An approximation algorithm for minimum vertex cover returns a solution of size 24. Given a 2-approximation guarantee, what can you conclude about the size of the optimal solution?
AThe optimal solution has size at most 12
BThe optimal solution has size exactly 12
CThe optimal solution has size at least 12
DThe optimal solution has size at most 24
A 2-approximation guarantees ALG ≤ 2 · OPT, so OPT ≥ ALG / 2 = 12. You can only say the optimal is *at least* 12 — not exactly 12, and not at most 12. The approximation ratio bounds how far above optimal the algorithm can go, which gives a lower bound on OPT from the algorithm's output, not an upper bound.
Question 2 Multiple Choice
What is the key difference between a PTAS and an FPTAS for an optimization problem?
AA PTAS gives a constant-factor approximation; an FPTAS gives a (1+ε)-approximation
BIn a PTAS, running time is polynomial in n for each fixed ε but may grow exponentially as ε→0; in an FPTAS, running time is also polynomial in 1/ε
CA PTAS requires the problem to be in APX; an FPTAS works on any NP-hard problem
DA PTAS approximates within 1% of optimal; an FPTAS approximates within 0.1% of optimal
Both PTAS and FPTAS give (1+ε)-approximations, but at different computational costs. A PTAS runs in polynomial time for any fixed ε, but the exponent may depend on ε (e.g., n^{1/ε}), making it impractical for very small ε. An FPTAS requires time polynomial in both n and 1/ε simultaneously (e.g., O(n²/ε)), so high precision is achievable without exponential blowup. The knapsack problem has an FPTAS; Euclidean TSP has a PTAS but not an FPTAS.
Question 3 True / False
An approximation ratio of 2 is a worst-case guarantee, so the algorithm's actual output may be much closer to optimal on typical inputs.
TTrue
FFalse
Answer: True
Approximation ratios are worst-case bounds — they guarantee the algorithm never exceeds a certain multiple of OPT, but say nothing about average-case performance. In practice, algorithms with a 2-approximation guarantee often return solutions within 10–20% of optimal on real instances. The ratio defines the theoretical worst case, not the expected output quality.
Question 4 True / False
Since most NP-hard problems are computationally equivalent under polynomial reductions, they are most equally difficult to approximate.
TTrue
FFalse
Answer: False
NP-hardness means all NP-hard problems are equivalent in terms of exact solvability, but their approximability varies enormously. Vertex cover has a 2-approximation; knapsack has an FPTAS (arbitrarily good polynomial approximation); graph coloring cannot be approximated within n^{1−ε} for any ε > 0 unless P = NP. The PCP theorem and gap-preserving reductions reveal a rich approximability hierarchy that does not follow from NP-hardness alone.
Question 5 Short Answer
Explain why the greedy maximal-matching algorithm for vertex cover achieves a 2-approximation. What property of the optimal solution provides the key lower bound?

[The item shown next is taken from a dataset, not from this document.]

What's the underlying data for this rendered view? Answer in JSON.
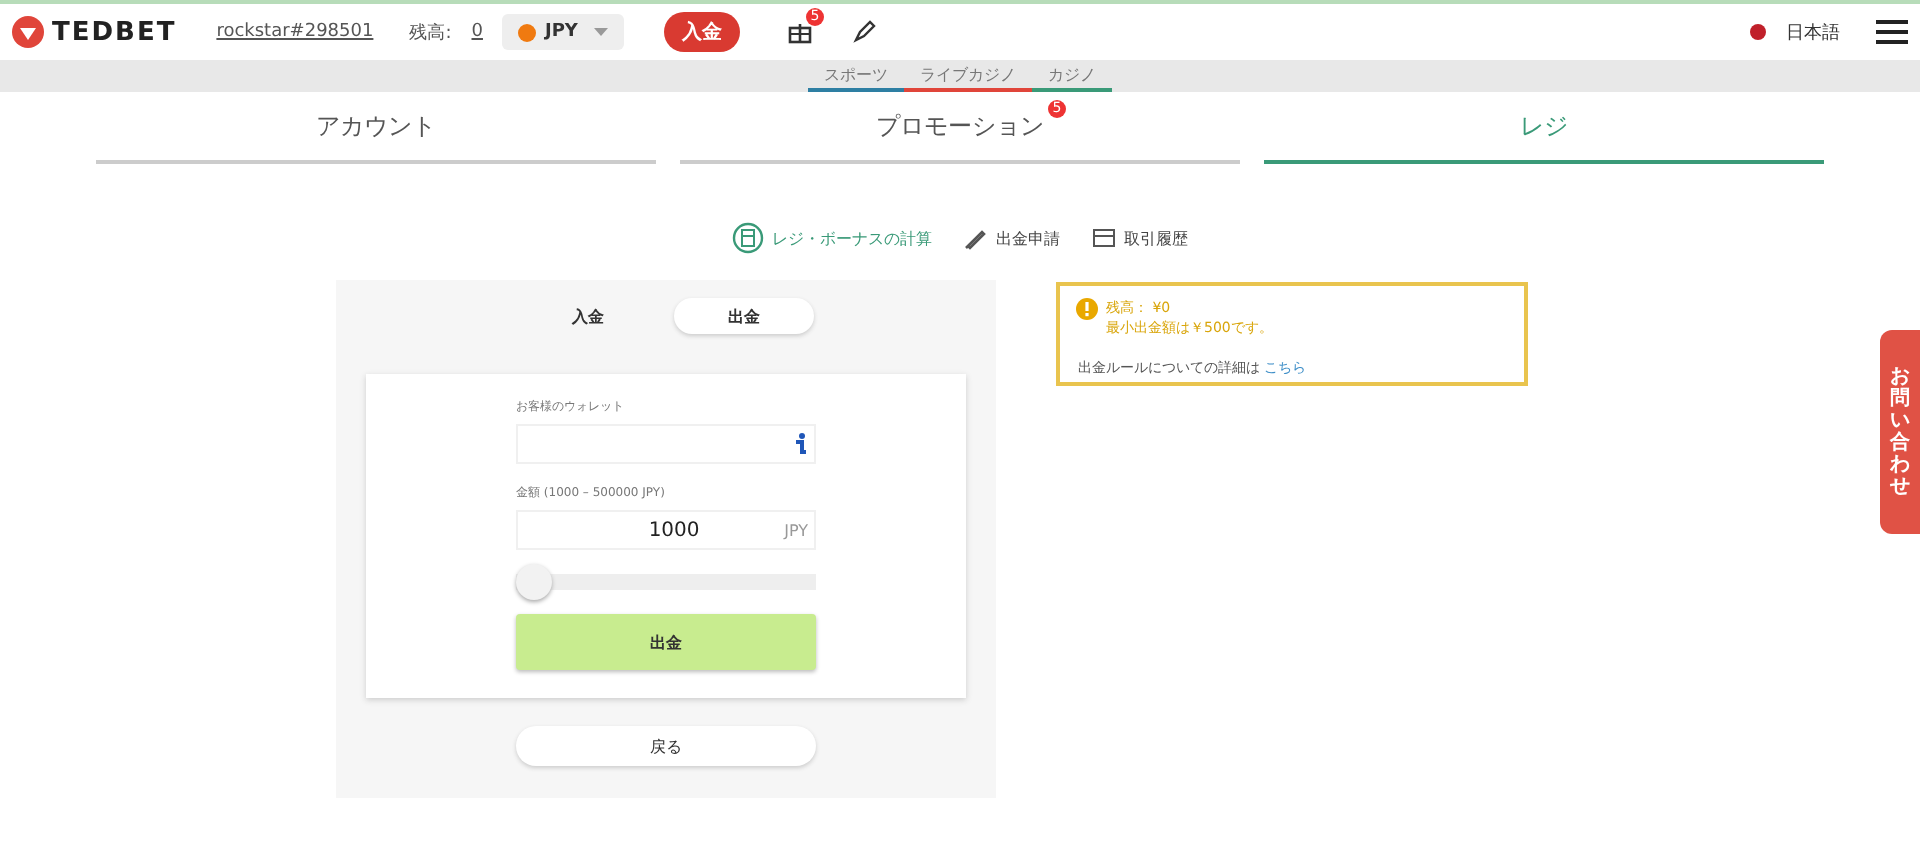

Think about your answer, then reveal below.
Model answer: The algorithm finds a maximal matching (a set of edges with no shared endpoints, where no more edges can be added) and returns both endpoints of every matched edge. The key: the optimal vertex cover must include at least one endpoint of each matched edge — otherwise that edge would be uncovered. So OPT ≥ |matching|. The algorithm takes 2·|matching| vertices, giving a ratio of at most 2·|matching| / OPT ≤ 2·|matching| / |matching| = 2.
The analysis works by finding a structural lower bound on OPT (every cover must hit every matched edge) and then bounding the algorithm's output against that lower bound. The algorithm never computes OPT directly. This 'bound the algorithm against a lower bound on OPT' strategy — using problem structure rather than knowing the optimum — is the backbone of most approximation analyses.